NATO’s annual summit continued in Madrid on Wednesday, with the leaders of the US-led military alliance agreeing to take on two new members and naming Russia the number one threat to the bloc.
China also found a spot on the agenda, as did Ukrainian President Volodymyr Zelensky, who again petitioned Western leaders for billions of dollars out of their taxpayers’ pockets.

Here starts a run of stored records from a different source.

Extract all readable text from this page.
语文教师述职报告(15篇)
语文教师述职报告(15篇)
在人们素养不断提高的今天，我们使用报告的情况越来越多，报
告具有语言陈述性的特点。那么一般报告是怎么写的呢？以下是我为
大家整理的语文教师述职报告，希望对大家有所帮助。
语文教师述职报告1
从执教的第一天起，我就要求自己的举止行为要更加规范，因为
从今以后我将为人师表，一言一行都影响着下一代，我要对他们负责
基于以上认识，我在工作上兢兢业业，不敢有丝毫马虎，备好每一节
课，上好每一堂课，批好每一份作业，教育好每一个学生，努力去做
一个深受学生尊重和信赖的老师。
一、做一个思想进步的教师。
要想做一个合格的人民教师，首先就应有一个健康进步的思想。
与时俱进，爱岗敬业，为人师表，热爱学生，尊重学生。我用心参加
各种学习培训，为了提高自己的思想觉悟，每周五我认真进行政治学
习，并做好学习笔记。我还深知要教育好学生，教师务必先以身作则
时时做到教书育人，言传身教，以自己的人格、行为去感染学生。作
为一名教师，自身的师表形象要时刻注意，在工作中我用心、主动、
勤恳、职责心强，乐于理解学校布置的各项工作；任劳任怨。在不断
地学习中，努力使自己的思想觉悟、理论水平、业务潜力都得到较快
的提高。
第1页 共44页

A New Strategy NATO leaders agreed on Wednesday to adopt a new Strategic Concept. This document serves as a policy blueprint that outlines the alliance’s stance toward non-members, partners and adversaries. It had last been updated in 2010. As expected, the new version names Russia as the “most significant and direct threat” to the military bloc, and accuses Moscow of a “pattern … of aggressive actions” against the wider transatlantic community. The document does not promise Ukraine eventual membership but states that NATO will continue to “develop our partnerships” with both Ukraine and Georgia. While since the end of the Cold War Moscow has considered NATO’s expansion into former Soviet territory an unacceptable security risk, the latest Strategic Concept insists that “NATO does not seek confrontation and poses no threat to the Russian Federation.”

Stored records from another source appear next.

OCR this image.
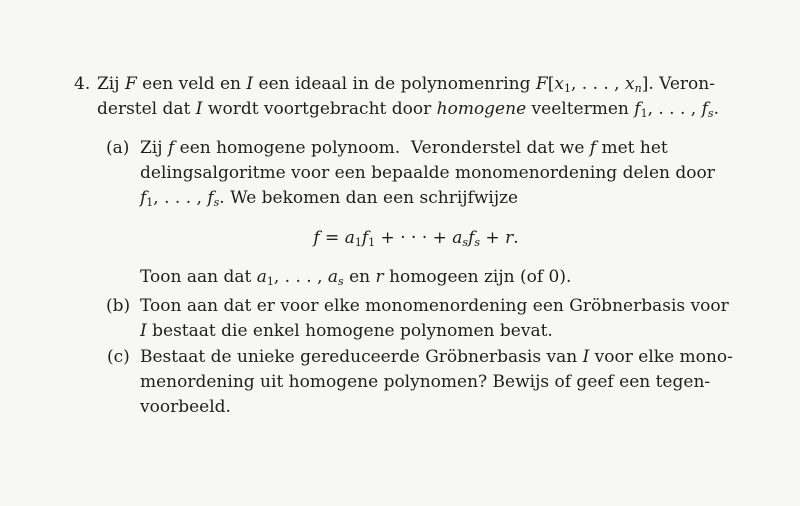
4. Zij F een veld en I een ideaal in de polynomenring $F[x_1$, . . . , $x_n$]. Veron-
derstel dat I wordt voortgebracht door homogene veeltermen $f_1$, . . . , $f_s$.
(a) Zij f een homogene polynoom.  Veronderstel dat we f met het
delingsalgoritme voor een bepaalde monomenordening delen door
$f_1$, . . . , $f_s$. We bekomen dan een schrijfwijze
$f = a_1f_1$ + · · · + $a_sf_s + r$.
Toon aan dat $a_1$, . . . , $a_s$ en r homogeen zijn (of 0).
(b) Toon aan dat er voor elke monomenordening een Gröbnerbasis voor
I bestaat die enkel homogene polynomen bevat.
(c) Bestaat de unieke gereduceerde Gröbnerbasis van I voor elke mono-
menordening uit homogene polynomen? Bewijs of geef een tegen-
voorbeeld.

NATO was founded in 1949 to oppose the perceived threat posed by the Soviet Union. In its first ever Strategic Concept, adopted the following year, the alliance gave itself the right to defend the entire north Atlantic region “by all means possible with all types of weapons, without exception.”
New membersAfter several weeks of diplomatic wrangling, the alliance said in a statement that it had formally invited Sweden and Finland to become members. NATO Secretary General Jens Stoltenberg described the swift accession of the Nordic nations as “unprecedented.”